En efecto, en total complicidad, el capitalismo y el patriarcado han promovido la fantasía de que hay dos tipos de personas: unas independientes que generan recursos económicos (tradicionalmente hombres) y otras dependientes que se encargan de las tareas domésticas y de cuidado sin remuneración (tradicionalmente mujeres). Con el paso del tiempo, en el contexto de las guerras mundiales del siglo xx, se ha hecho creer a las mujeres en la posibilidad de ganar independencia y autonomía si acceden al trabajo productivo del ámbito público. No obstante, escapar del cautiverio de madresposa para muchas mujeres trabajadoras es prácticamente imposible. La mayor parte de ellas debe hacerse cargo del trabajo doméstico y de cuidados en el espacio privado después de cubrir una jornada laboral fuera de casa (doble jornada). De ahí que se considere un problema el hecho de que el feminismo haya puesto demasiado el foco en el trabajo productivo: “Para las liberales el trabajo estaba revestido del glamour de la carrera profesional, para las socialistas significaba que las mujeres se 'unirían a la lucha de clases' y se beneficiarían de la experiencia de llevar a cabo 'una tarea socialmente útil, un trabajo productivo'” (Federici, 1984/2013, p. 94).

Pero esto fue una trampa que sobrecargó a las mujeres y nubló el hecho de que el trabajo reproductivo es un problema común de todas las mujeres. Es por ello que algunas feministas ―como Federici (1975/2013)― nos conminan a exigir que el trabajo doméstico tenga una remuneración justa, en lugar de demandar el acceso al mercado de trabajo. Es necesario ―dicen― que se valore realmente como trabajo.
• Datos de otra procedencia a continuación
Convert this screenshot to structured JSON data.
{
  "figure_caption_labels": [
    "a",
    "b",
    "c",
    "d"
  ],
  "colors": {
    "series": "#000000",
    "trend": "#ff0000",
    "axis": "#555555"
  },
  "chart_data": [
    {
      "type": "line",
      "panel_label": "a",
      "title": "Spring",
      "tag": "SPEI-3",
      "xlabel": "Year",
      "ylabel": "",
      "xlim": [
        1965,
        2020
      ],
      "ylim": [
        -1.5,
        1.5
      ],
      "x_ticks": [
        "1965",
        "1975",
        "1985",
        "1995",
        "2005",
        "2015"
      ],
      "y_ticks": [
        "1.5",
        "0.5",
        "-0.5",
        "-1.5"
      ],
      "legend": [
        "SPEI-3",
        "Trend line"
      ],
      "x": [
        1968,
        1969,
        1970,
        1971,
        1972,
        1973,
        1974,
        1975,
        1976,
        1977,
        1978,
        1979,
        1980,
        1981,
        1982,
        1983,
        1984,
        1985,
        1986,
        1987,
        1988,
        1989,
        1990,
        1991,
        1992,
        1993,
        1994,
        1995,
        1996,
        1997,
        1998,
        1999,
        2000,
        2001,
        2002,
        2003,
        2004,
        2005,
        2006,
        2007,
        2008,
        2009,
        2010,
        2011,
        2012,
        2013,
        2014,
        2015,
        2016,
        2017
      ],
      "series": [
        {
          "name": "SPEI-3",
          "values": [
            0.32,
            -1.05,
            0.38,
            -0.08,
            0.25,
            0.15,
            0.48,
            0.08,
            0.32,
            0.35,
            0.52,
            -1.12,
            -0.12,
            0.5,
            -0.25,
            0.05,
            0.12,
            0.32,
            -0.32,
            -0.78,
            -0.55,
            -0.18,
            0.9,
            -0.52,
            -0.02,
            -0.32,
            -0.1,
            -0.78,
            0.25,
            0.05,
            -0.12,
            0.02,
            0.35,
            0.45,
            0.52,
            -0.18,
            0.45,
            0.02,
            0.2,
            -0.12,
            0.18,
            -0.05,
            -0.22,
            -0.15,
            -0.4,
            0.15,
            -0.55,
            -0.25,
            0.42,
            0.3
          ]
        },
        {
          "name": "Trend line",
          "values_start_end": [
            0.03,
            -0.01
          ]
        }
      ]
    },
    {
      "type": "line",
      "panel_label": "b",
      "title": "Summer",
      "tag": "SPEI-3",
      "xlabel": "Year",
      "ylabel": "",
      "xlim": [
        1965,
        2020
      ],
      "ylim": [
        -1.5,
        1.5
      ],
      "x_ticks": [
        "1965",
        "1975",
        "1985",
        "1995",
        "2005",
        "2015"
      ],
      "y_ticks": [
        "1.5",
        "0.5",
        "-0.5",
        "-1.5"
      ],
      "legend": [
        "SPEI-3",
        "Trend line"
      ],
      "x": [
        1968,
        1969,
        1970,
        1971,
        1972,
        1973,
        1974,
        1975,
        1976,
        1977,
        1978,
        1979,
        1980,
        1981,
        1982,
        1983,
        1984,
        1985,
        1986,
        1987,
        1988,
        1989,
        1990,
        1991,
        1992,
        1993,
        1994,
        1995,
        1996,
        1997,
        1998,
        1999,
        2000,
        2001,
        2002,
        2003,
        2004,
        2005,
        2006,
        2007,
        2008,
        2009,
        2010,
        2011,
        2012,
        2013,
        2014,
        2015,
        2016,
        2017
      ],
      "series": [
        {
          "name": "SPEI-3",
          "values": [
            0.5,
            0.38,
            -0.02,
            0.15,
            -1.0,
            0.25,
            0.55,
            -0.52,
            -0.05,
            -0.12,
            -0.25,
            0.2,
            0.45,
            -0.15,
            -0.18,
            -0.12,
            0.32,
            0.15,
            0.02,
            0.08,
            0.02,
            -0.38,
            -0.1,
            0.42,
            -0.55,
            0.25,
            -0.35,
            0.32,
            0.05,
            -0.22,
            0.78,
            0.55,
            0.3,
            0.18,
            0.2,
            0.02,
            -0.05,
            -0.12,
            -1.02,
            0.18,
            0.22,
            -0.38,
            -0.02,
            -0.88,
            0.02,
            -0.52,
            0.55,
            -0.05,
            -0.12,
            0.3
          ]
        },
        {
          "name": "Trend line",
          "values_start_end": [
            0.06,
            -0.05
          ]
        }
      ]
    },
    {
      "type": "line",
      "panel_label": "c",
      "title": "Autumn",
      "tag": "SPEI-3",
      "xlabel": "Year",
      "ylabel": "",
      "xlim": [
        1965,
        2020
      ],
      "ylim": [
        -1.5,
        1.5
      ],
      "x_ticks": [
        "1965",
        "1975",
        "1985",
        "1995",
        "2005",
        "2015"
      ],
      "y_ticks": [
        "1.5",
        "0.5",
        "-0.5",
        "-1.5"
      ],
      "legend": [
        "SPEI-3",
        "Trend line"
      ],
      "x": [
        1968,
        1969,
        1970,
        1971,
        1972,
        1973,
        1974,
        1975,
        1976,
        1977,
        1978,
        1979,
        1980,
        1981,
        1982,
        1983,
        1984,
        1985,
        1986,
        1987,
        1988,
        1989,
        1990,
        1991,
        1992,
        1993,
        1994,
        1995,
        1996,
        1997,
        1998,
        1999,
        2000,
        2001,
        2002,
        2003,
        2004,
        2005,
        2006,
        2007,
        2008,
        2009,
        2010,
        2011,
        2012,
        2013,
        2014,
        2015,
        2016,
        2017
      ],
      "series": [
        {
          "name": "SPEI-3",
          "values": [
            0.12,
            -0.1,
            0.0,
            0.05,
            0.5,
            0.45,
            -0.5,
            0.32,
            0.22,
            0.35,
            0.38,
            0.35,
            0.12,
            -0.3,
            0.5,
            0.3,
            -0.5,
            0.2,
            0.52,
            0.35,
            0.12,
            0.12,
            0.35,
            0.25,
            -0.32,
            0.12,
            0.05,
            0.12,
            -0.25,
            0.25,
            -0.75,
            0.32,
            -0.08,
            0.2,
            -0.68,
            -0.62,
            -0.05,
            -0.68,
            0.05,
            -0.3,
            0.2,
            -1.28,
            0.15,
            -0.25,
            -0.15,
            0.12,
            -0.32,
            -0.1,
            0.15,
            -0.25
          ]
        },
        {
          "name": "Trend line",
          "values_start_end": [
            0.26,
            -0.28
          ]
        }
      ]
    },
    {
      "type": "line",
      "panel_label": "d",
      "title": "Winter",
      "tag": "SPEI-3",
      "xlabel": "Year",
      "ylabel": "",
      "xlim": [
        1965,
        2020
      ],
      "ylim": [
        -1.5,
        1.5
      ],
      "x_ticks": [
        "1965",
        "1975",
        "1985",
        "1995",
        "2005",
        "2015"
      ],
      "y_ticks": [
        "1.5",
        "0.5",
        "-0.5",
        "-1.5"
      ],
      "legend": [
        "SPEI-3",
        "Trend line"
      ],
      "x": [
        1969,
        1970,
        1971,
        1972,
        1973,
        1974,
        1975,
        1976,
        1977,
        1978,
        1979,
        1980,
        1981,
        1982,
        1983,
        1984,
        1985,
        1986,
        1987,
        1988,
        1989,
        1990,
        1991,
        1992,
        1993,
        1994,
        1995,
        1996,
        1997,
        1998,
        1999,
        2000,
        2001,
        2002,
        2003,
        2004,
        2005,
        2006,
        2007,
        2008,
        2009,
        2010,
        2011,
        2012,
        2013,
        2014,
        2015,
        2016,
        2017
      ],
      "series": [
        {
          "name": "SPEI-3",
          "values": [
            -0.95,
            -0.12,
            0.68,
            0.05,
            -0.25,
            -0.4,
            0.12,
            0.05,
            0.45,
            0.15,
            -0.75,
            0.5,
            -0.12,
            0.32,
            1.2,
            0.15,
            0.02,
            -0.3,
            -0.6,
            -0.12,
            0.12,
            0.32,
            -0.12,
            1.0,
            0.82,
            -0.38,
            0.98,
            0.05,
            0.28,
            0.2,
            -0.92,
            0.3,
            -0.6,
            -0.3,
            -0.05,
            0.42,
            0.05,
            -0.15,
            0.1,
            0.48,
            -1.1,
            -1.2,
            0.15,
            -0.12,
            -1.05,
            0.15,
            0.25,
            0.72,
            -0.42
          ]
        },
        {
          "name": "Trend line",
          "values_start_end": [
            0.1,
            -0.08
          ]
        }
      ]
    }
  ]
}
El trabajo reproductivo mantiene a las mujeres dentro del cautiverio de madresposas, ya que “todas las mujeres por el hecho de serlo son madres y esposas” (Lagarde, 1990, p. 363). Maternidad y conyugalidad son las esferas que conforman los modelos de vida femeninos y, por tanto, es muy difícil escapar de esos marcos que nos constituyen.

Polly Young-Eisendrath (1996/2000) asegura que la maternidad ha sido idealizada y que ―a través de la historia― se ha construido una imagen de madres perfectas. Por ejemplo, estas madres burguesas del siglo xix que salen representadas en diversas obras de arte felices y vinculadas a sus hijos/as, para quienes no eran su única figura cuidadora. Las nodrizas hacían gran parte de ese trabajo. Por tanto, no se ve a esas madres cansadas. Pero interesaba construir un imaginario de madre disponible y feliz. Young-Eisendrath (1996/2000) también comenta que en el siglo xx, con la coyuntura de las guerras mundiales, en el mundo occidental las mujeres entraron al mercado laboral, pero en los años cincuenta el sistema quiso enviarlas de nuevo al confinamiento del hogar. Por tanto, hubo toda una promoción de la figura de las amas de casa. Frente a esta imagen es que se rebelan las feministas de los años setenta.
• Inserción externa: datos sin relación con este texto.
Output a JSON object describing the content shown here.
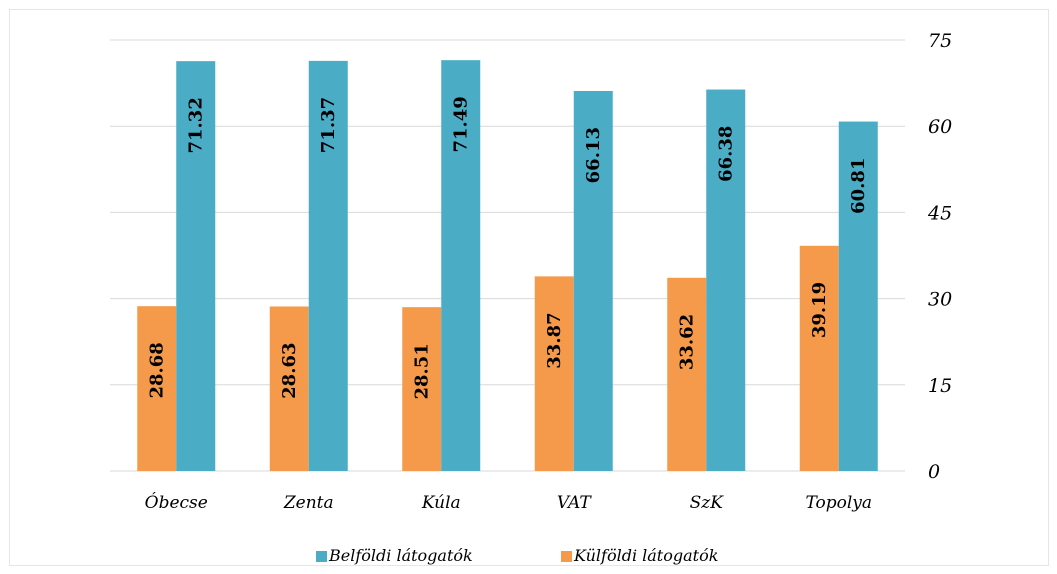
{
  "chart_data": {
    "type": "bar",
    "categories": [
      "Óbecse",
      "Zenta",
      "Kúla",
      "VAT",
      "SzK",
      "Topolya"
    ],
    "series": [
      {
        "name": "Külföldi látogatók",
        "color": "#f59a4b",
        "values": [
          28.68,
          28.63,
          28.51,
          33.87,
          33.62,
          39.19
        ]
      },
      {
        "name": "Belföldi látogatók",
        "color": "#4bacc6",
        "values": [
          71.32,
          71.37,
          71.49,
          66.13,
          66.38,
          60.81
        ]
      }
    ],
    "y_ticks": [
      "0",
      "15",
      "30",
      "45",
      "60",
      "75"
    ],
    "ylim": [
      0,
      75
    ],
    "y_axis_side": "right",
    "grid": true,
    "data_labels": "rotated inside bars",
    "legend_position": "bottom",
    "legend_order": [
      "Belföldi látogatók",
      "Külföldi látogatók"
    ]
  }
}
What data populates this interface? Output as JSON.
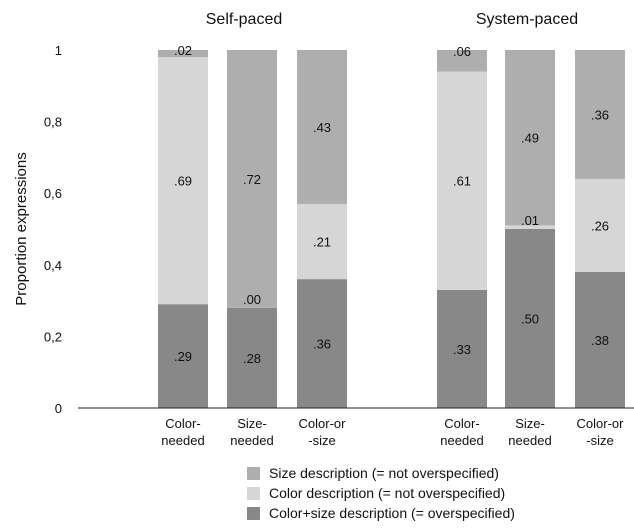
{
  "chart_data": {
    "type": "bar",
    "stacked": true,
    "ylabel": "Proportion expressions",
    "ylim": [
      0,
      1
    ],
    "yticks": [
      "0",
      "0,2",
      "0,4",
      "0,6",
      "0,8",
      "1"
    ],
    "ytick_values": [
      0,
      0.2,
      0.4,
      0.6,
      0.8,
      1
    ],
    "grid": false,
    "legend_position": "bottom",
    "series": [
      {
        "name": "Color+size description (= overspecified)",
        "color": "#888888"
      },
      {
        "name": "Color description (= not overspecified)",
        "color": "#d6d6d6"
      },
      {
        "name": "Size description (= not overspecified)",
        "color": "#aeaeae"
      }
    ],
    "legend_order": [
      2,
      1,
      0
    ],
    "panels": [
      {
        "title": "Self-paced",
        "categories": [
          {
            "lines": [
              "Color-",
              "needed"
            ],
            "values": [
              0.29,
              0.69,
              0.02
            ],
            "labels": [
              ".29",
              ".69",
              ".02"
            ]
          },
          {
            "lines": [
              "Size-",
              "needed"
            ],
            "values": [
              0.28,
              0.0,
              0.72
            ],
            "labels": [
              ".28",
              ".00",
              ".72"
            ]
          },
          {
            "lines": [
              "Color-or",
              "-size"
            ],
            "values": [
              0.36,
              0.21,
              0.43
            ],
            "labels": [
              ".36",
              ".21",
              ".43"
            ]
          }
        ]
      },
      {
        "title": "System-paced",
        "categories": [
          {
            "lines": [
              "Color-",
              "needed"
            ],
            "values": [
              0.33,
              0.61,
              0.06
            ],
            "labels": [
              ".33",
              ".61",
              ".06"
            ]
          },
          {
            "lines": [
              "Size-",
              "needed"
            ],
            "values": [
              0.5,
              0.01,
              0.49
            ],
            "labels": [
              ".50",
              ".01",
              ".49"
            ]
          },
          {
            "lines": [
              "Color-or",
              "-size"
            ],
            "values": [
              0.38,
              0.26,
              0.36
            ],
            "labels": [
              ".38",
              ".26",
              ".36"
            ]
          }
        ]
      }
    ]
  }
}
Ahora bien, el problema de las dicotomías público/privado y trabajo productivo/trabajo reproductivo es que ocultan el hecho de que uno se posiciona jerárquicamente sobre el otro cuando, en realidad, los dos son necesarios para la subsistencia y la reproducción de la vida. Para producir en el ámbito público, necesitamos reproducir nuestras vidas en el ámbito privado. Uno recibe reconocimiento y remuneración y el otro no. Eso es parte de la dominación que sufren las mujeres, la cual se erige a través de una serie de mecanismos de sujeción, como la maternidad, envuelta en un halo de romanticismo que oculta el hecho de que se trata de un trabajo. Asimismo y como dicen las economistas feministas, somos seres interdependientes. Y la dicotomía independencia/dependencia es una falacia. Por eso, nos invitan a poner la vida y los cuidados en el centro y a responsabilizarnos colectivamente de ello (Pérez-Orozco, 2011).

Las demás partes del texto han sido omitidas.